Hi there! Is there a maximum number of connections...
# ask-community-for-troubleshooting
j
Hi there! Is there a maximum number of connections you can define in Airbyte? We make business intelligence software for bridal stores. We need to ELT each of our clients’ data into our database for analysis. The data comes from disparate systems (accounting, point-of-sale) using client specific credentials (api/oauth tokens). The way I’m thinking of using Airbyte for this is by dynamically creating a new source and connection for each client via the Airbyte API. This would result in many sources and connections. I’d like to know if my thinking is on the right track or if there are practical limitations for this approach.
1
s
What number of connections are you anticipating? @Harshith (Airbyte) operated an airbyte instance with thousands of connections via the API. UI would face limitations but an api based approach could work
j
We’d be looking at easily thousands in the short term. Probably tens of thousands in the medium term.
So, it feels as though our use case is a bit of an edge case for Airbyte considering sources are associated with an individual user’s credentials. Is there another way to come at this problem that I’m not thinking of?
s
Hi, I found this question interesting so I'll continue with similar questions. We also make business intelligence software for companies and ELT each of our customers' data into our database, so I'm curious as to what problems may arise with Airbyte when it is scaled past tens of thousands of connections. For instance, if we want to change all connections with Stripe as source, would we have to change each connection individually or is it possible to group connections somehow? Is our use case not optimal for Airbyte open source, or is there some kind of best practice to dynamically creating and maintaining tens of thousands of connections?
a
Hi @Jay Tavares and @Sebastian Berner, as Sherif explained the UI will be pretty unusable if you have thousands of connections. But you can still provision thousands of connections with the API or our upcoming CLI tool (#public-octavia-cli) , the limiting factor will be the size of your Airbyte instance. This kind of setup will require you to properly size your Airbyte database and set up the job right parallelism.
👍 1
j
We use Helm/Kubernetes for some other things, so we’d probably be looking to use it for Airbyte as well.
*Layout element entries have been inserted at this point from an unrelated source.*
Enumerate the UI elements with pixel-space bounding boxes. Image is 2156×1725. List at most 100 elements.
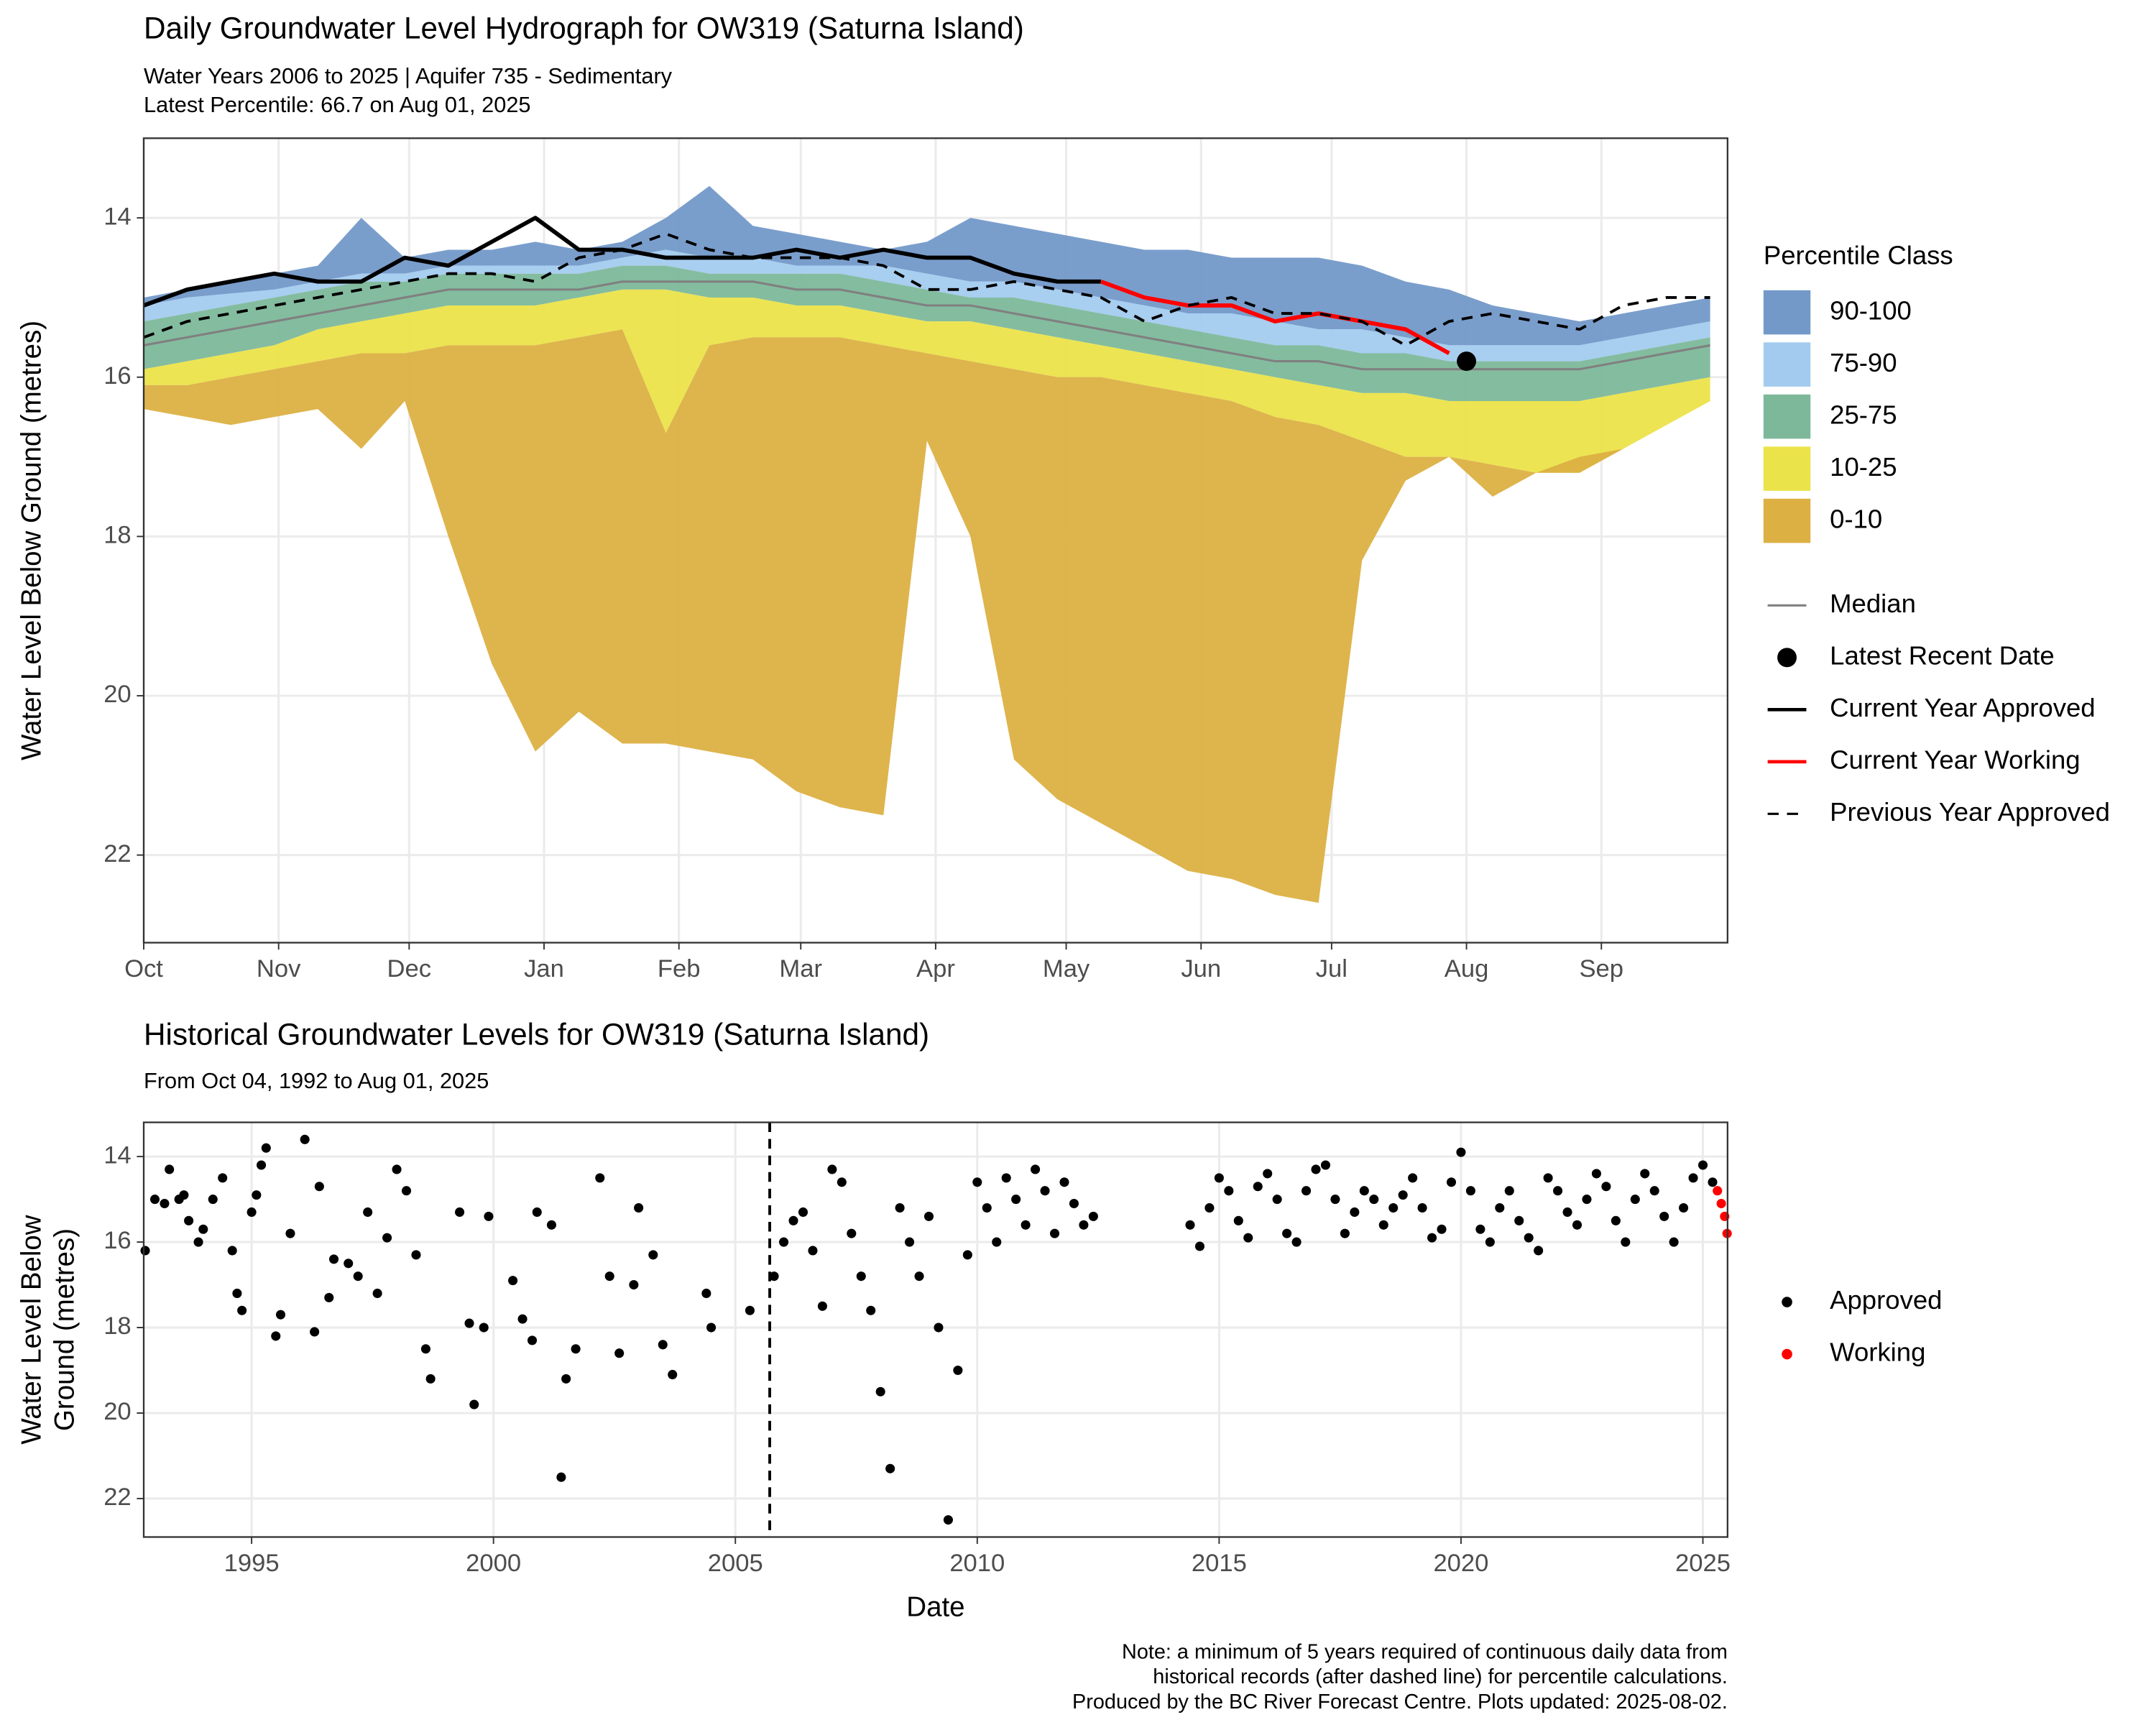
data-point bbox=[363, 1207, 373, 1217]
legend-label: Current Year Approved bbox=[1830, 693, 2095, 722]
y-tick-label: 18 bbox=[103, 522, 132, 549]
data-point bbox=[1679, 1202, 1689, 1213]
footnote: Note: a minimum of 5 years required of c… bbox=[1122, 1641, 1728, 1664]
data-point bbox=[1611, 1215, 1621, 1225]
x-tick-label: Sep bbox=[1579, 955, 1623, 983]
y-tick-label: 18 bbox=[103, 1312, 132, 1340]
data-point bbox=[1649, 1186, 1659, 1196]
x-tick-label: Nov bbox=[257, 955, 301, 983]
legend-label: Approved bbox=[1830, 1285, 1942, 1315]
data-point bbox=[1311, 1164, 1321, 1174]
data-point bbox=[382, 1233, 392, 1243]
series-line bbox=[1100, 280, 1450, 356]
footnote: historical records (after dashed line) f… bbox=[1153, 1665, 1728, 1688]
legend-label: 90-100 bbox=[1830, 295, 1912, 325]
data-point bbox=[962, 1250, 972, 1260]
data-point bbox=[668, 1369, 678, 1379]
legend-swatch bbox=[1763, 342, 1811, 387]
legend-symbol bbox=[1777, 648, 1797, 668]
data-point bbox=[1040, 1186, 1050, 1196]
data-point bbox=[1669, 1237, 1679, 1247]
data-point bbox=[604, 1271, 614, 1282]
plot-layer bbox=[142, 138, 1728, 943]
x-tick-label: 2015 bbox=[1192, 1550, 1247, 1577]
percentile-band bbox=[144, 185, 1710, 346]
data-point bbox=[629, 1280, 639, 1290]
data-point bbox=[895, 1202, 905, 1213]
data-point bbox=[1514, 1215, 1524, 1225]
data-point bbox=[875, 1386, 885, 1397]
data-point bbox=[1708, 1177, 1718, 1187]
data-point bbox=[300, 1134, 310, 1144]
data-point bbox=[1437, 1224, 1447, 1234]
data-point bbox=[1253, 1182, 1263, 1192]
data-point bbox=[1069, 1199, 1079, 1209]
y-axis-label: Water Level Below bbox=[16, 1215, 47, 1444]
data-point bbox=[1534, 1246, 1544, 1256]
data-point bbox=[1214, 1173, 1224, 1183]
data-point bbox=[1378, 1220, 1388, 1230]
data-point bbox=[261, 1143, 271, 1153]
data-point bbox=[324, 1292, 334, 1302]
data-point bbox=[469, 1399, 479, 1409]
data-point bbox=[1716, 1199, 1726, 1209]
data-point bbox=[1572, 1220, 1583, 1230]
legend-title: Percentile Class bbox=[1764, 240, 1953, 270]
data-point bbox=[420, 1344, 430, 1354]
data-point bbox=[1302, 1186, 1312, 1196]
x-tick-label: 1995 bbox=[224, 1550, 280, 1577]
data-point bbox=[1713, 1186, 1723, 1196]
data-point bbox=[1485, 1237, 1495, 1247]
legend-label: 0-10 bbox=[1830, 504, 1882, 533]
x-tick-label: 2005 bbox=[708, 1550, 763, 1577]
data-point bbox=[856, 1271, 866, 1282]
y-tick-label: 16 bbox=[103, 1227, 132, 1254]
data-point bbox=[546, 1220, 556, 1230]
legend-label: Previous Year Approved bbox=[1830, 797, 2110, 827]
data-point bbox=[184, 1215, 194, 1225]
data-point bbox=[648, 1250, 658, 1260]
legend-label: Latest Recent Date bbox=[1830, 640, 2055, 670]
data-point bbox=[1601, 1182, 1611, 1192]
x-tick-label: Aug bbox=[1445, 955, 1489, 983]
data-point bbox=[353, 1271, 363, 1282]
x-tick-label: Mar bbox=[779, 955, 822, 983]
y-tick-label: 22 bbox=[103, 1484, 132, 1511]
data-point bbox=[411, 1250, 421, 1260]
data-point bbox=[1340, 1228, 1350, 1238]
data-point bbox=[1417, 1202, 1427, 1213]
chart-title: Daily Groundwater Level Hydrograph for O… bbox=[144, 11, 1024, 45]
legend-label: 25-75 bbox=[1830, 400, 1897, 429]
data-point bbox=[1688, 1173, 1698, 1183]
data-point bbox=[701, 1288, 711, 1298]
data-point bbox=[1272, 1195, 1282, 1205]
data-point bbox=[1475, 1224, 1485, 1234]
series-line bbox=[143, 232, 1710, 347]
chart-subtitle: Water Years 2006 to 2025 | Aquifer 735 -… bbox=[144, 63, 673, 88]
data-point bbox=[1079, 1220, 1089, 1230]
percentile-band bbox=[144, 265, 1710, 401]
data-point bbox=[140, 1246, 150, 1256]
data-point bbox=[484, 1211, 494, 1221]
data-point bbox=[425, 1374, 436, 1384]
data-point bbox=[885, 1463, 895, 1473]
data-point bbox=[1204, 1202, 1215, 1213]
data-point bbox=[847, 1228, 857, 1238]
data-point bbox=[464, 1318, 474, 1328]
data-point bbox=[479, 1322, 489, 1333]
data-point bbox=[1233, 1215, 1243, 1225]
plot-border bbox=[142, 1121, 1728, 1538]
data-point bbox=[571, 1344, 581, 1354]
data-point bbox=[1194, 1241, 1204, 1251]
data-point bbox=[1427, 1233, 1437, 1243]
data-point bbox=[160, 1199, 170, 1209]
legend-swatch bbox=[1763, 446, 1811, 491]
data-point bbox=[817, 1301, 827, 1311]
data-point bbox=[866, 1305, 876, 1315]
y-tick-label: 22 bbox=[103, 840, 132, 868]
data-point bbox=[1446, 1177, 1457, 1187]
data-point bbox=[1697, 1160, 1708, 1170]
percentile-band bbox=[144, 249, 1710, 362]
chart-subtitle: From Oct 04, 1992 to Aug 01, 2025 bbox=[144, 1068, 489, 1093]
data-point bbox=[165, 1164, 175, 1174]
I’ve seen some discussion about potential issues when too many jobs get scheduled. We’d want to make sure that Airbyte has the ability to queue sync jobs for later execution if the resources of our k8s cluster are overcommitted. I recognize that this is all pretty bleeding edge.
While the API-only approach could work, it would be nice to have access to the UI for troubleshooting use. What UI limitations are we talking about? Is it just the display of the sheer number of connections? Could some tweaks like pagination/infinite scroll, list filtering, etc. be implemented to help?
a
Is it just the display of the sheer number of connections? Could some tweaks like pagination/infinite scroll, list filtering, etc. be implemented to help?
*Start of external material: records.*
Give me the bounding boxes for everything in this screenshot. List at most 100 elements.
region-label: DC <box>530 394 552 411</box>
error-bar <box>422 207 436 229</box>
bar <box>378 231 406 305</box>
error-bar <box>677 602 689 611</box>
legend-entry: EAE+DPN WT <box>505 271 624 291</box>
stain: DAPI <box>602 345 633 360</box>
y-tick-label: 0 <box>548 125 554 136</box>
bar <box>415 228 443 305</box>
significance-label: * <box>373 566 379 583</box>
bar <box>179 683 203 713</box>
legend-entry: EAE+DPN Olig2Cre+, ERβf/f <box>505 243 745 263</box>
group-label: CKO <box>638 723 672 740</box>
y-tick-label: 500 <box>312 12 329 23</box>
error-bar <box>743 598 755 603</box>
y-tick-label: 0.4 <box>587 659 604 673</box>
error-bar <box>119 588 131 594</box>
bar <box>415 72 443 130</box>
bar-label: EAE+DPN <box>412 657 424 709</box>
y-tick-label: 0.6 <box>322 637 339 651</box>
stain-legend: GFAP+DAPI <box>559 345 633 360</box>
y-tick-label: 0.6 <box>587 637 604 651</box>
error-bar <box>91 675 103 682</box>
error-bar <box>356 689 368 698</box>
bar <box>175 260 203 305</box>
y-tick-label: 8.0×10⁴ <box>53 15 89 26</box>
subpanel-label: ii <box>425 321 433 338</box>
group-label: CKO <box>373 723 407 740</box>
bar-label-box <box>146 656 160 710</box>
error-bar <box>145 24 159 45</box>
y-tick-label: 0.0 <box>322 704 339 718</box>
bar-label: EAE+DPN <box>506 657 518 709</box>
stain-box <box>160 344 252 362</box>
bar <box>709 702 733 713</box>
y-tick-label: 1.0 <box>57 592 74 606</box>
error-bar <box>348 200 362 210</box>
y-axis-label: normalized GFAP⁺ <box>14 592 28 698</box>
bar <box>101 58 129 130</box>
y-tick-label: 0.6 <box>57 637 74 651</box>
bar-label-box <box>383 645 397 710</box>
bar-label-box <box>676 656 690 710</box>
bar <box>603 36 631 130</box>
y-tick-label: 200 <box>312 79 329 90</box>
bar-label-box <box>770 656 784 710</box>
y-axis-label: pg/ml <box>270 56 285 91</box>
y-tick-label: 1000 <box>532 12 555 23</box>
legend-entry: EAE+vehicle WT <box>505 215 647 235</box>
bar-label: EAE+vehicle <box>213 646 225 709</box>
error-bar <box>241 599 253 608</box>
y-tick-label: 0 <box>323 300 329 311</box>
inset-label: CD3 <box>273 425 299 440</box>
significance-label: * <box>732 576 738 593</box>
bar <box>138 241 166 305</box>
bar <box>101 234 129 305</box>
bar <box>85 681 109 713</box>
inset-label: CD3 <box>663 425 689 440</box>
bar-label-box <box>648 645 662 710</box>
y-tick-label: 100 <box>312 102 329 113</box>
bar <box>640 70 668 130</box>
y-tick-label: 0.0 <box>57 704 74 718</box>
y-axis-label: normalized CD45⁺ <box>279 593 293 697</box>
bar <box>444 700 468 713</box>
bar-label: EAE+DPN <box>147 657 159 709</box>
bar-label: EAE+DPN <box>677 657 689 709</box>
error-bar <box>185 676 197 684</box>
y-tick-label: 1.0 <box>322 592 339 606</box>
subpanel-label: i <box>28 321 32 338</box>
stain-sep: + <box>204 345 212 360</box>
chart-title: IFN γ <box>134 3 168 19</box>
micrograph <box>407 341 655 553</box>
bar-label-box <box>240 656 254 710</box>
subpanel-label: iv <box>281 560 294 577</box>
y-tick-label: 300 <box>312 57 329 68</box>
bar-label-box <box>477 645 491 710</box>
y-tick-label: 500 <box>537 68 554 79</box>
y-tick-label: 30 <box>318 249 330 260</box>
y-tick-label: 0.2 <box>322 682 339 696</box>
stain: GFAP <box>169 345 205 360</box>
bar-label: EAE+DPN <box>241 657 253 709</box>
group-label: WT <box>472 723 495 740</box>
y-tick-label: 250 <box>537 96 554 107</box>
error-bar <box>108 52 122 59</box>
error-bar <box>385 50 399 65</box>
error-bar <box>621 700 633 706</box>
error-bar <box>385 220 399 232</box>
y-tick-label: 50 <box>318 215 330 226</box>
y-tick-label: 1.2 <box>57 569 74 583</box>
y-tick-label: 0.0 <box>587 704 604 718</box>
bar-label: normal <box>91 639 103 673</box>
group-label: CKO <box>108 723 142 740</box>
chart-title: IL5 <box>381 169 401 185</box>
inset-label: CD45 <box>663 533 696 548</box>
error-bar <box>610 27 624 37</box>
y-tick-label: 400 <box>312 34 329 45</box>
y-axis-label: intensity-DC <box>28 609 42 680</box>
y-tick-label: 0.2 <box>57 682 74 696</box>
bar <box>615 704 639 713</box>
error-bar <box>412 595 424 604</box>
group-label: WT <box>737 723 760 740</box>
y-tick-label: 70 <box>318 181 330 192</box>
Exactly, the UI might be slow responding and hard to manage due to the scrolling effort required. We are working on making it usable with pagination indeed.
We’d want to make sure that Airbyte has the ability to queue sync jobs for later execution if the resources of our k8s cluster are overcommitted. I recognize that this is all pretty bleeding edge.
The number of concurrent jobs is manageable using the
MAX_SYNC_WORKER
environment variable and queuing already exists in our current scheduling logic. Moreover, we have an ongoing effort to revamp our scheduling engine and use Temporal scheduling capabilities. If you have additional follow-up questions, feel free to post on our Discourse forum as we're migrating our community support there, to boost topics's discoverability.
j
Awesome. Sounds like things are probably moving in the right direction and while things may not be ideal for this setup today, they may be soon.
The number of concurrent jobs is manageable using the
MAX_SYNC_WORKER
environment variable and queuing already exists in our current scheduling logic.
👍